Pick up a book and pedal as more Montreal libraries get bicycle desks

A total of 57 bicycle desks, for adults and kids, are being set up in 45 municipal libraries as a way to help people concentrate while they read.

Special bicycle stations help young and old library visitors concentrate while they read

Solène Bergman, 3, enjoys pedalling on a bicycle desk at the Robert-Bourassa Library in Outremont. (Rania Massoud/Radio-Canada)

Library visitors across Montreal can now pedal while they read — exercising their bodies and their minds at the same time.

A total of 57 bicycle desks, a mix of adult-sized and kid-sized, are being distributed to 45 municipal libraries across the city's boroughs.

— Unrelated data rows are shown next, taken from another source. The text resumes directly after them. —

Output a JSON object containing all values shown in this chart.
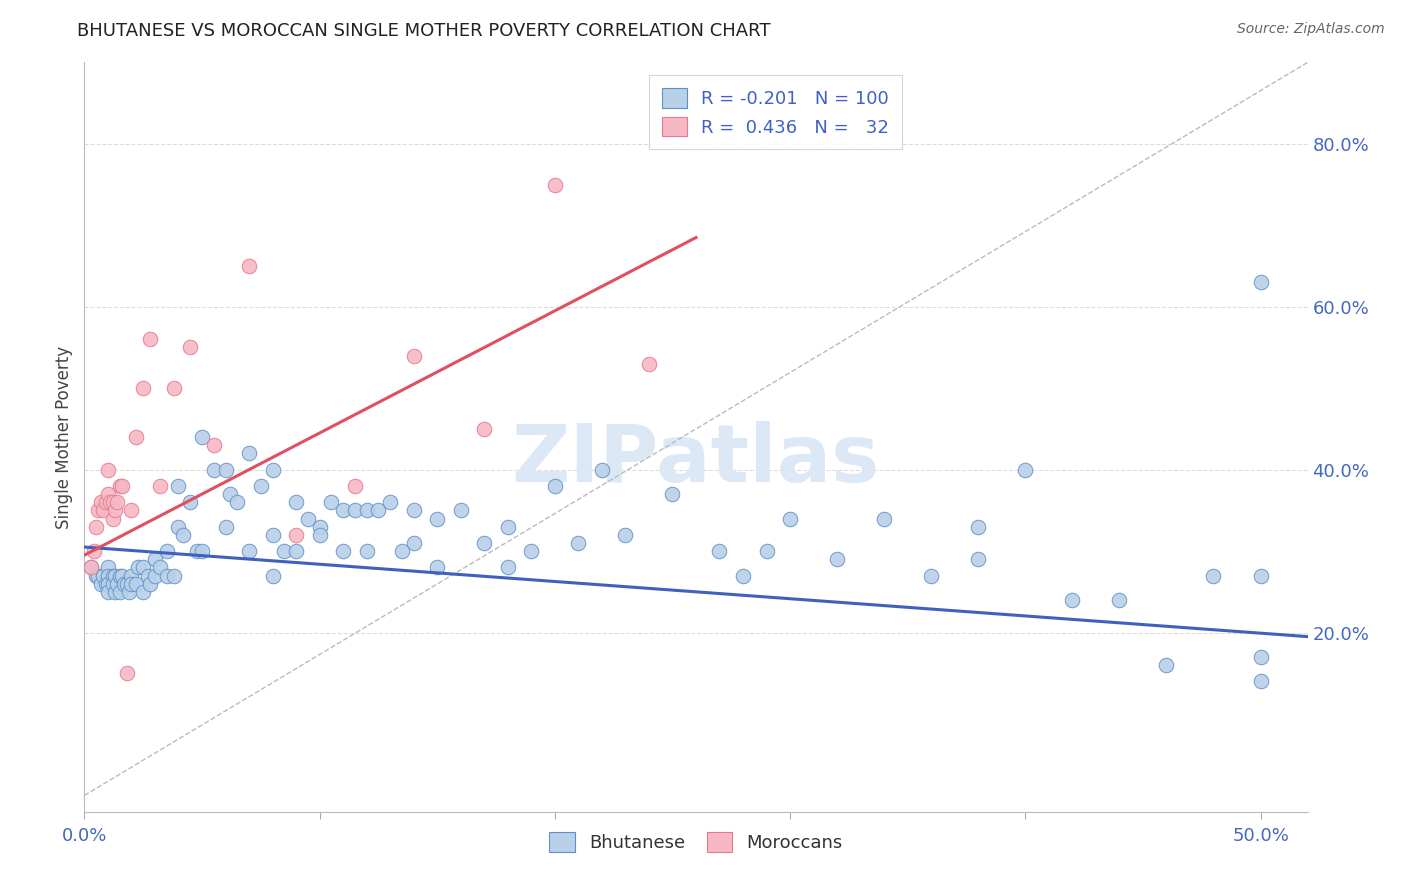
{
  "title": "BHUTANESE VS MOROCCAN SINGLE MOTHER POVERTY CORRELATION CHART",
  "source": "Source: ZipAtlas.com",
  "ylabel": "Single Mother Poverty",
  "right_yticks": [
    "20.0%",
    "40.0%",
    "60.0%",
    "80.0%"
  ],
  "right_ytick_vals": [
    0.2,
    0.4,
    0.6,
    0.8
  ],
  "xlim": [
    0.0,
    0.52
  ],
  "ylim": [
    -0.02,
    0.9
  ],
  "legend_blue_R": "-0.201",
  "legend_blue_N": "100",
  "legend_pink_R": "0.436",
  "legend_pink_N": "32",
  "blue_color": "#b8d0e8",
  "pink_color": "#f5b8c4",
  "blue_edge_color": "#6090c8",
  "pink_edge_color": "#e87890",
  "blue_line_color": "#4060c0",
  "pink_line_color": "#e05060",
  "dashed_line_color": "#bbbbbb",
  "grid_color": "#dddddd",
  "watermark_color": "#dce8f5",
  "blue_scatter_x": [
    0.003,
    0.005,
    0.006,
    0.007,
    0.008,
    0.009,
    0.01,
    0.01,
    0.01,
    0.01,
    0.012,
    0.012,
    0.013,
    0.013,
    0.014,
    0.015,
    0.015,
    0.016,
    0.017,
    0.018,
    0.019,
    0.02,
    0.02,
    0.022,
    0.023,
    0.025,
    0.025,
    0.027,
    0.028,
    0.03,
    0.03,
    0.032,
    0.035,
    0.035,
    0.038,
    0.04,
    0.04,
    0.042,
    0.045,
    0.048,
    0.05,
    0.05,
    0.055,
    0.06,
    0.06,
    0.062,
    0.065,
    0.07,
    0.07,
    0.075,
    0.08,
    0.08,
    0.085,
    0.09,
    0.09,
    0.095,
    0.1,
    0.1,
    0.105,
    0.11,
    0.11,
    0.115,
    0.12,
    0.12,
    0.125,
    0.13,
    0.135,
    0.14,
    0.14,
    0.15,
    0.15,
    0.16,
    0.17,
    0.18,
    0.19,
    0.2,
    0.21,
    0.22,
    0.23,
    0.25,
    0.27,
    0.29,
    0.3,
    0.32,
    0.34,
    0.36,
    0.38,
    0.4,
    0.42,
    0.44,
    0.46,
    0.48,
    0.5,
    0.5,
    0.5,
    0.5,
    0.38,
    0.28,
    0.18,
    0.08
  ],
  "blue_scatter_y": [
    0.28,
    0.27,
    0.27,
    0.26,
    0.27,
    0.26,
    0.28,
    0.27,
    0.26,
    0.25,
    0.27,
    0.26,
    0.27,
    0.25,
    0.26,
    0.27,
    0.25,
    0.27,
    0.26,
    0.26,
    0.25,
    0.27,
    0.26,
    0.26,
    0.28,
    0.28,
    0.25,
    0.27,
    0.26,
    0.29,
    0.27,
    0.28,
    0.3,
    0.27,
    0.27,
    0.33,
    0.38,
    0.32,
    0.36,
    0.3,
    0.44,
    0.3,
    0.4,
    0.4,
    0.33,
    0.37,
    0.36,
    0.42,
    0.3,
    0.38,
    0.4,
    0.32,
    0.3,
    0.36,
    0.3,
    0.34,
    0.33,
    0.32,
    0.36,
    0.35,
    0.3,
    0.35,
    0.35,
    0.3,
    0.35,
    0.36,
    0.3,
    0.35,
    0.31,
    0.34,
    0.28,
    0.35,
    0.31,
    0.33,
    0.3,
    0.38,
    0.31,
    0.4,
    0.32,
    0.37,
    0.3,
    0.3,
    0.34,
    0.29,
    0.34,
    0.27,
    0.29,
    0.4,
    0.24,
    0.24,
    0.16,
    0.27,
    0.63,
    0.17,
    0.14,
    0.27,
    0.33,
    0.27,
    0.28,
    0.27
  ],
  "pink_scatter_x": [
    0.003,
    0.004,
    0.005,
    0.006,
    0.007,
    0.008,
    0.009,
    0.01,
    0.01,
    0.011,
    0.012,
    0.012,
    0.013,
    0.014,
    0.015,
    0.016,
    0.018,
    0.02,
    0.022,
    0.025,
    0.028,
    0.032,
    0.038,
    0.045,
    0.055,
    0.07,
    0.09,
    0.115,
    0.14,
    0.17,
    0.2,
    0.24
  ],
  "pink_scatter_y": [
    0.28,
    0.3,
    0.33,
    0.35,
    0.36,
    0.35,
    0.36,
    0.37,
    0.4,
    0.36,
    0.36,
    0.34,
    0.35,
    0.36,
    0.38,
    0.38,
    0.15,
    0.35,
    0.44,
    0.5,
    0.56,
    0.38,
    0.5,
    0.55,
    0.43,
    0.65,
    0.32,
    0.38,
    0.54,
    0.45,
    0.75,
    0.53
  ],
  "blue_trend_x": [
    0.0,
    0.52
  ],
  "blue_trend_y": [
    0.305,
    0.195
  ],
  "pink_trend_x": [
    0.0,
    0.26
  ],
  "pink_trend_y": [
    0.295,
    0.685
  ],
  "dashed_trend_x": [
    0.0,
    0.52
  ],
  "dashed_trend_y": [
    0.0,
    0.9
  ]
}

It's part of an ongoing effort to make libraries more universally accessible, say library officials, in this case for people who concentrate better if they are moving.

Several bicycle desks have already been installed in locations like Outremont's Robert-Bourassa Library and, so far, they're a hit. 

"As soon as we walked in, the girls just climbed on and started to go," Rani Cruz told CBC Montreal's Daybreak. "They're really fun."

Her children, aged nine, eight and three, found it so fun to bike and read at the same time, they wanted to go back again the next day.

A lineup forms quickly at the Outremont library, Cruz said, and even if she can't read yet, her youngest enjoyed leafing through books while pedalling.

"I think all the libraries should have them," she said. "There are a lot of kids that, when you go into the library, basically just run around and I think that might help."

The Outremont library was one of the first to install bicycle desks which are essentially stationary bikes with a desk attached. The bikes are silent and organizers say there have been no complaints.

"The bicycle desk allows children to channel their energy by pedaling, which helps them to concentrate while sitting," librarian Élizabeth Jacques told Radio-Canada. 
More than 50 of the bicycle desks are being distributed across the Montreal library network in the coming months. (Rania Massoud/Radio-Canada)

At the Robert-Bourassa Library, there are two bicycle desks installed in the reading room, one for children and the other for teenagers and adults.

The library also has set it up so that parents can read and pedal alongside their child "if they wish to encourage it."

Popping up all over the city

Natalie Martin, who has been working on the Montreal libraries' initiative, told Daybreak that the first five bicycle desks were installed in 2017 and the initiative proved successful.

Now, she said, the bikes are being widely distributed and the usage will be monitored as the program grows.

"For now, we are going to see how it goes — if the adults are as satisfied as the children — and maybe move them around just to adjust," she said.

She said the desks can help people with attention disorders, like ADHD, concentrate, but they can also be good for those who have motor impairment or other conditions.

More universal accessibility improvements will be unveiled in the coming months.

"It's all part of making our services really accessible to everybody," she said.